A few years later, during my PhD, the penny fell the rest of the way. My advisor and I were in a cafe, discussing an obstacle facing our field of nanomedicine and many other biomedical fields: that research rarely translates into better clinical outcomes. When he finished his coffee and rubbed his forehead, he said: "We need to work smarter, not harder." I had never heard that mantra before, although now I know it's common, and it resonated with me. It also helped me see how the academy is often organized around the opposite premise: working harder and longer is seen as a virtue, regardless of how "intelligent" that work is.
That conversation helped me understand that new and exciting ideas do not come from a mind that is constantly under pressure. My best ideas and "aha" moments almost always come after allowing my mind to relax, either playing video games with my brother, preparing a good dinner or taking long walks with my wife. Part of the smarter work, I realized, may be taking a break. Combat the rule of overwork of the academy to separate for a while and experience something more is an effort, but it is worth doing.

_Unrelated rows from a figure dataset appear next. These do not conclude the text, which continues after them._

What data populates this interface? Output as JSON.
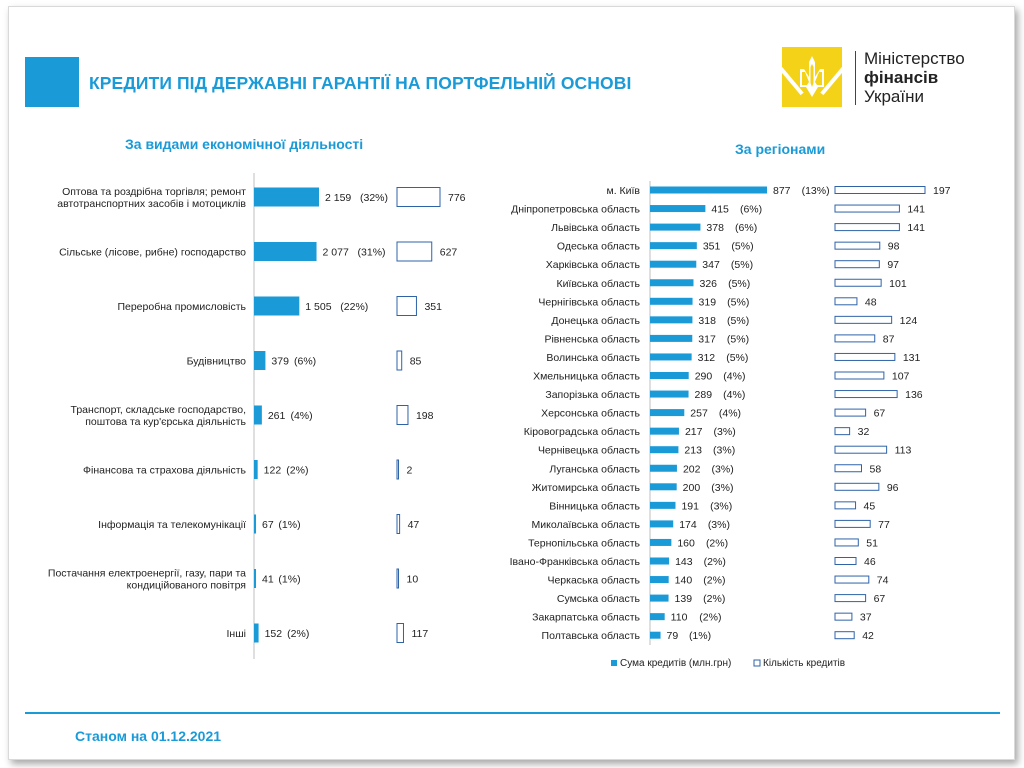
{
  "header": {
    "title": "КРЕДИТИ ПІД ДЕРЖАВНІ ГАРАНТІЇ НА ПОРТФЕЛЬНІЙ ОСНОВІ"
  },
  "logo": {
    "line1": "Міністерство",
    "line2": "фінансів",
    "line3": "України"
  },
  "colors": {
    "accent": "#1a9ad7",
    "amount_bar": "#1a9ad7",
    "count_bar_border": "#2e63a8",
    "emblem": "#f3d217"
  },
  "footer": {
    "date_text": "Станом на 01.12.2021"
  },
  "chart_data": [
    {
      "type": "bar",
      "orientation": "horizontal",
      "title": "За видами економічної діяльності",
      "categories": [
        [
          "Оптова та роздрібна торгівля; ремонт",
          "автотранспортних засобів і мотоциклів"
        ],
        [
          "Сільське (лісове, рибне) господарство"
        ],
        [
          "Переробна промисловість"
        ],
        [
          "Будівництво"
        ],
        [
          "Транспорт, складське господарство,",
          "поштова та кур'єрська діяльність"
        ],
        [
          "Фінансова та страхова діяльність"
        ],
        [
          "Інформація та телекомунікації"
        ],
        [
          "Постачання електроенергії, газу, пари та",
          "кондиційованого повітря"
        ],
        [
          "Інші"
        ]
      ],
      "series": [
        {
          "name": "Сума кредитів (млн.грн)",
          "values": [
            2159,
            2077,
            1505,
            379,
            261,
            122,
            67,
            41,
            152
          ],
          "labels": [
            "2 159",
            "2 077",
            "1 505",
            "379",
            "261",
            "122",
            "67",
            "41",
            "152"
          ],
          "shares": [
            "(32%)",
            "(31%)",
            "(22%)",
            "(6%)",
            "(4%)",
            "(2%)",
            "(1%)",
            "(1%)",
            "(2%)"
          ]
        },
        {
          "name": "Кількість кредитів",
          "values": [
            776,
            627,
            351,
            85,
            198,
            2,
            47,
            10,
            117
          ],
          "labels": [
            "776",
            "627",
            "351",
            "85",
            "198",
            "2",
            "47",
            "10",
            "117"
          ]
        }
      ]
    },
    {
      "type": "bar",
      "orientation": "horizontal",
      "title": "За регіонами",
      "categories": [
        "м. Київ",
        "Дніпропетровська область",
        "Львівська область",
        "Одеська область",
        "Харківська область",
        "Київська область",
        "Чернігівська область",
        "Донецька область",
        "Рівненська область",
        "Волинська область",
        "Хмельницька область",
        "Запорізька область",
        "Херсонська область",
        "Кіровоградська область",
        "Чернівецька область",
        "Луганська область",
        "Житомирська область",
        "Вінницька область",
        "Миколаївська область",
        "Тернопільська область",
        "Івано-Франківська область",
        "Черкаська область",
        "Сумська область",
        "Закарпатська область",
        "Полтавська область"
      ],
      "series": [
        {
          "name": "Сума кредитів (млн.грн)",
          "values": [
            877,
            415,
            378,
            351,
            347,
            326,
            319,
            318,
            317,
            312,
            290,
            289,
            257,
            217,
            213,
            202,
            200,
            191,
            174,
            160,
            143,
            140,
            139,
            110,
            79
          ],
          "labels": [
            "877",
            "415",
            "378",
            "351",
            "347",
            "326",
            "319",
            "318",
            "317",
            "312",
            "290",
            "289",
            "257",
            "217",
            "213",
            "202",
            "200",
            "191",
            "174",
            "160",
            "143",
            "140",
            "139",
            "110",
            "79"
          ],
          "shares": [
            "(13%)",
            "(6%)",
            "(6%)",
            "(5%)",
            "(5%)",
            "(5%)",
            "(5%)",
            "(5%)",
            "(5%)",
            "(5%)",
            "(4%)",
            "(4%)",
            "(4%)",
            "(3%)",
            "(3%)",
            "(3%)",
            "(3%)",
            "(3%)",
            "(3%)",
            "(2%)",
            "(2%)",
            "(2%)",
            "(2%)",
            "(2%)",
            "(1%)"
          ]
        },
        {
          "name": "Кількість кредитів",
          "values": [
            197,
            141,
            141,
            98,
            97,
            101,
            48,
            124,
            87,
            131,
            107,
            136,
            67,
            32,
            113,
            58,
            96,
            45,
            77,
            51,
            46,
            74,
            67,
            37,
            42
          ],
          "labels": [
            "197",
            "141",
            "141",
            "98",
            "97",
            "101",
            "48",
            "124",
            "87",
            "131",
            "107",
            "136",
            "67",
            "32",
            "113",
            "58",
            "96",
            "45",
            "77",
            "51",
            "46",
            "74",
            "67",
            "37",
            "42"
          ]
        }
      ],
      "legend": {
        "position": "bottom",
        "items": [
          "Сума кредитів (млн.грн)",
          "Кількість кредитів"
        ]
      }
    }
  ]
}
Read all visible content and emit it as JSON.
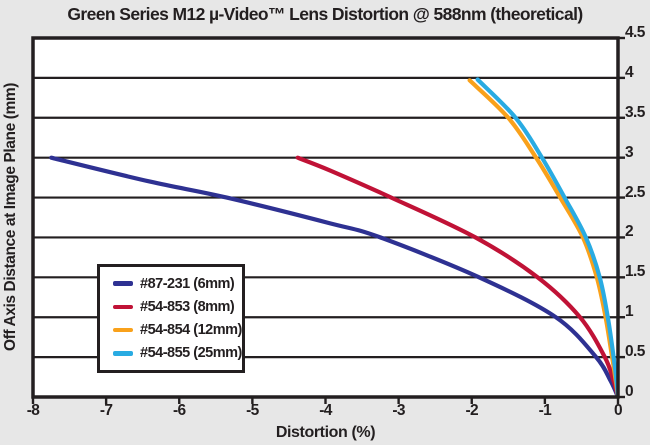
{
  "page": {
    "background": "#e7e7e7",
    "text_color": "#231f20"
  },
  "chart_data": {
    "type": "line",
    "title": "Green Series M12 µ-Video™ Lens Distortion @ 588nm (theoretical)",
    "xlabel": "Distortion (%)",
    "ylabel": "Off Axis Distance at Image Plane (mm)",
    "xlim": [
      -8,
      0
    ],
    "ylim": [
      0,
      4.5
    ],
    "x_tick_values": [
      -8,
      -7,
      -6,
      -5,
      -4,
      -3,
      -2,
      -1,
      0
    ],
    "x_tick_labels": [
      "-8",
      "-7",
      "-6",
      "-5",
      "-4",
      "-3",
      "-2",
      "-1",
      "0"
    ],
    "y_tick_values": [
      0,
      0.5,
      1,
      1.5,
      2,
      2.5,
      3,
      3.5,
      4,
      4.5
    ],
    "y_tick_labels": [
      "0",
      "0.5",
      "1",
      "1.5",
      "2",
      "2.5",
      "3",
      "3.5",
      "4",
      "4.5"
    ],
    "y_axis_side": "right",
    "grid": "horizontal-only",
    "plot_background": "#ffffff",
    "axis_color": "#231f20",
    "legend_position": "inside-lower-left",
    "series": [
      {
        "name": "#87-231 (6mm)",
        "color": "#2e3192",
        "points": [
          [
            -7.75,
            3.0
          ],
          [
            -6.4,
            2.7
          ],
          [
            -5.35,
            2.5
          ],
          [
            -3.95,
            2.18
          ],
          [
            -3.25,
            2.0
          ],
          [
            -1.9,
            1.5
          ],
          [
            -0.85,
            1.0
          ],
          [
            -0.3,
            0.5
          ],
          [
            -0.1,
            0.2
          ],
          [
            0,
            0
          ]
        ]
      },
      {
        "name": "#54-853 (8mm)",
        "color": "#c01236",
        "points": [
          [
            -4.38,
            3.0
          ],
          [
            -3.94,
            2.84
          ],
          [
            -3.1,
            2.5
          ],
          [
            -1.95,
            2.0
          ],
          [
            -1.1,
            1.5
          ],
          [
            -0.52,
            1.0
          ],
          [
            -0.18,
            0.5
          ],
          [
            -0.06,
            0.2
          ],
          [
            0,
            0
          ]
        ]
      },
      {
        "name": "#54-854 (12mm)",
        "color": "#f9a11b",
        "points": [
          [
            -2.03,
            3.97
          ],
          [
            -1.5,
            3.5
          ],
          [
            -1.12,
            3.0
          ],
          [
            -0.79,
            2.5
          ],
          [
            -0.48,
            2.0
          ],
          [
            -0.29,
            1.5
          ],
          [
            -0.17,
            1.0
          ],
          [
            -0.08,
            0.5
          ],
          [
            -0.03,
            0.2
          ],
          [
            0,
            0
          ]
        ]
      },
      {
        "name": "#54-855 (25mm)",
        "color": "#29abe2",
        "points": [
          [
            -1.92,
            3.98
          ],
          [
            -1.4,
            3.5
          ],
          [
            -1.04,
            3.0
          ],
          [
            -0.73,
            2.5
          ],
          [
            -0.44,
            2.0
          ],
          [
            -0.25,
            1.5
          ],
          [
            -0.14,
            1.0
          ],
          [
            -0.06,
            0.5
          ],
          [
            -0.02,
            0.2
          ],
          [
            0,
            0
          ]
        ]
      }
    ]
  }
}
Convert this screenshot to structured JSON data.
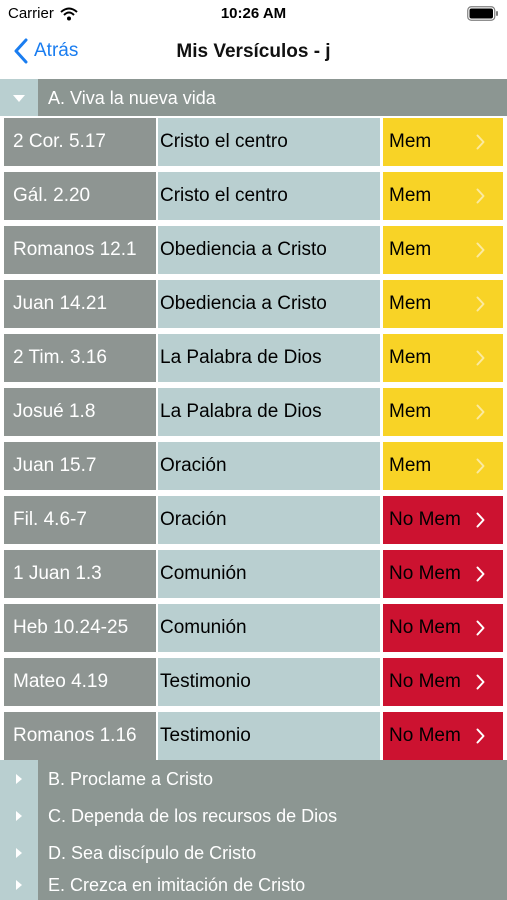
{
  "status_bar": {
    "carrier": "Carrier",
    "time": "10:26 AM"
  },
  "nav": {
    "back_label": "Atrás",
    "title": "Mis Versículos - j"
  },
  "sections": [
    {
      "label": "A. Viva la nueva vida",
      "expanded": true
    },
    {
      "label": "B. Proclame a Cristo",
      "expanded": false
    },
    {
      "label": "C. Dependa de los recursos de Dios",
      "expanded": false
    },
    {
      "label": "D. Sea discípulo de Cristo",
      "expanded": false
    },
    {
      "label": "E. Crezca en imitación de Cristo",
      "expanded": false
    }
  ],
  "verses": [
    {
      "ref": "2 Cor. 5.17",
      "topic": "Cristo el centro",
      "status": "Mem"
    },
    {
      "ref": "Gál. 2.20",
      "topic": "Cristo el centro",
      "status": "Mem"
    },
    {
      "ref": "Romanos 12.1",
      "topic": "Obediencia a Cristo",
      "status": "Mem"
    },
    {
      "ref": "Juan 14.21",
      "topic": "Obediencia a Cristo",
      "status": "Mem"
    },
    {
      "ref": "2 Tim. 3.16",
      "topic": "La Palabra de Dios",
      "status": "Mem"
    },
    {
      "ref": "Josué 1.8",
      "topic": "La Palabra de Dios",
      "status": "Mem"
    },
    {
      "ref": "Juan 15.7",
      "topic": "Oración",
      "status": "Mem"
    },
    {
      "ref": "Fil. 4.6-7",
      "topic": "Oración",
      "status": "No Mem"
    },
    {
      "ref": "1 Juan 1.3",
      "topic": "Comunión",
      "status": "No Mem"
    },
    {
      "ref": "Heb 10.24-25",
      "topic": "Comunión",
      "status": "No Mem"
    },
    {
      "ref": "Mateo 4.19",
      "topic": "Testimonio",
      "status": "No Mem"
    },
    {
      "ref": "Romanos 1.16",
      "topic": "Testimonio",
      "status": "No Mem"
    }
  ],
  "colors": {
    "mem": "#f8d326",
    "no_mem": "#cc1230",
    "ref_bg": "#8e9592",
    "topic_bg": "#b9cfd0",
    "accent": "#1a7df0"
  }
}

Today, a decade after that night of revelation in the laboratory, I try to transmit this mentality to my own students. Not long ago, in the lab, one night, I walked with one of my students, who was slumped on his bench. I asked her kindly how she was doing. With a defeated look, she replied that the protocol refused to work, once again, despite many attempts. I could not help seeing myself so many years ago. We talked for a while about academic life and what it means to be a researcher. I asked him why we do what we do. Often it is about pursuing curiosity and pbadion.
How can we nourish that spirit? The answer does not include working ourselves to exhaustion. The balance between work and personal life is not a detriment to excellent research, or an optional bonus, but an integral part of it.